Their views about bin Laden, and 9/11, figure directly into attitudes about the situation in the Mideast today.

Biden must explain what is going on, and why.

He may not be the best person to do it. He needs a surrogate.

No, not Kamala Harris. Not Barack Obama either. He basically kept Israel at arm’s length.

My choice would be Bill Clinton.

He’s still pretty popular — more than Biden, that’s a fact — and he did take a swing at bringing peace, when in 2000 he brought Israeli Prime Minister Ehud Barak and Palestinian Liberation Organization chief Yassir Arafat together at Camp David.

As usual, the talks failed. As usual, the Arabs said no. Clinton laid it at the feet of Arafat.
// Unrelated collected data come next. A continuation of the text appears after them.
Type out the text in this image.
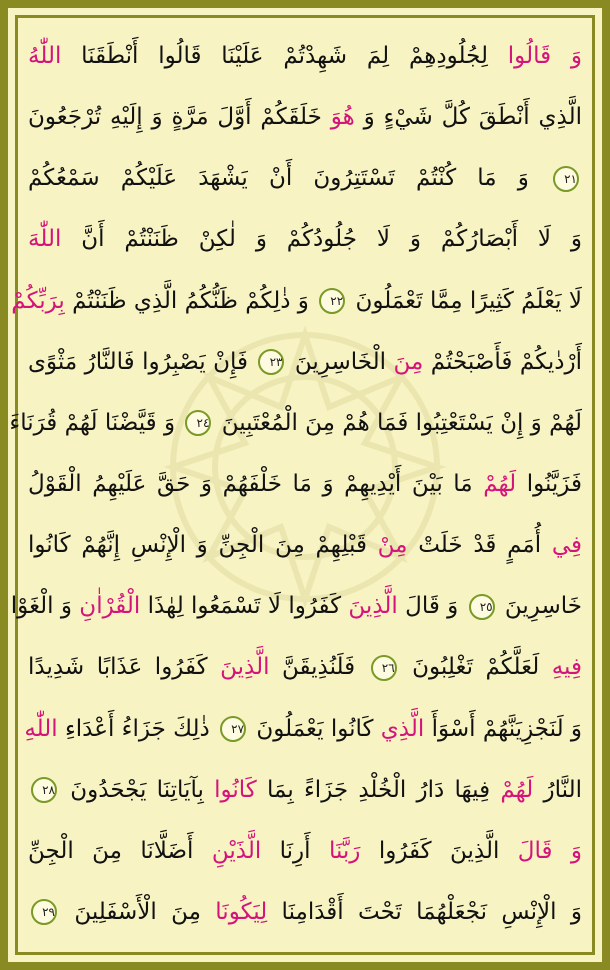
وَ قَالُوا لِجُلُودِهِمْ لِمَ شَهِدْتُمْ عَلَيْنَا قَالُوا أَنْطَقَنَا اللّٰهُ
الَّذِي أَنْطَقَ كُلَّ شَيْءٍ وَ هُوَ خَلَقَكُمْ أَوَّلَ مَرَّةٍ وَ إِلَيْهِ تُرْجَعُونَ
٢١ وَ مَا كُنْتُمْ تَسْتَتِرُونَ أَنْ يَشْهَدَ عَلَيْكُمْ سَمْعُكُمْ
وَ لَا أَبْصَارُكُمْ وَ لَا جُلُودُكُمْ وَ لٰكِنْ ظَنَنْتُمْ أَنَّ اللّٰهَ
لَا يَعْلَمُ كَثِيرًا مِمَّا تَعْمَلُونَ ٢٢ وَ ذٰلِكُمْ ظَنُّكُمُ الَّذِي ظَنَنْتُمْ بِرَبِّكُمْ
أَرْدٰيكُمْ فَأَصْبَحْتُمْ مِنَ الْخَاسِرِينَ ٢٣ فَإِنْ يَصْبِرُوا فَالنَّارُ مَثْوًى
لَهُمْ وَ إِنْ يَسْتَعْتِبُوا فَمَا هُمْ مِنَ الْمُعْتَبِينَ ٢٤ وَ قَيَّضْنَا لَهُمْ قُرَنَاءَ
فَزَيَّنُوا لَهُمْ مَا بَيْنَ أَيْدِيهِمْ وَ مَا خَلْفَهُمْ وَ حَقَّ عَلَيْهِمُ الْقَوْلُ
فِي أُمَمٍ قَدْ خَلَتْ مِنْ قَبْلِهِمْ مِنَ الْجِنِّ وَ الْإِنْسِ إِنَّهُمْ كَانُوا
خَاسِرِينَ ٢٥ وَ قَالَ الَّذِينَ كَفَرُوا لَا تَسْمَعُوا لِهٰذَا الْقُرْاٰنِ وَ الْغَوْا
فِيهِ لَعَلَّكُمْ تَغْلِبُونَ ٢٦ فَلَنُذِيقَنَّ الَّذِينَ كَفَرُوا عَذَابًا شَدِيدًا
وَ لَنَجْزِيَنَّهُمْ أَسْوَأَ الَّذِي كَانُوا يَعْمَلُونَ ٢٧ ذٰلِكَ جَزَاءُ أَعْدَاءِ اللّٰهِ
النَّارُ لَهُمْ فِيهَا دَارُ الْخُلْدِ جَزَاءً بِمَا كَانُوا بِآيَاتِنَا يَجْحَدُونَ ٢٨
وَ قَالَ الَّذِينَ كَفَرُوا رَبَّنَا أَرِنَا الَّذَيْنِ أَضَلَّانَا مِنَ الْجِنِّ
وَ الْإِنْسِ نَجْعَلْهُمَا تَحْتَ أَقْدَامِنَا لِيَكُونَا مِنَ الْأَسْفَلِينَ ٢٩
The American public (and me) rightfully freaked out by the excessive destruction in Gaza, but Americans are largely ignorant of the history of the region. Until about 40 years ago, the Arab world had but one desire — to destroy Israel. Surrounded by 300 million enemies, Israel had no choice but to develop a military that could offset the numerical odds.

Is it a Goliath now? Yes, of necessity.

Most Americans see Goliath, but not the necessity for it.

They need to be told. Clinton can do that.

Swinging just 20% of those who oppose Biden’s policy could provide a margin of victory.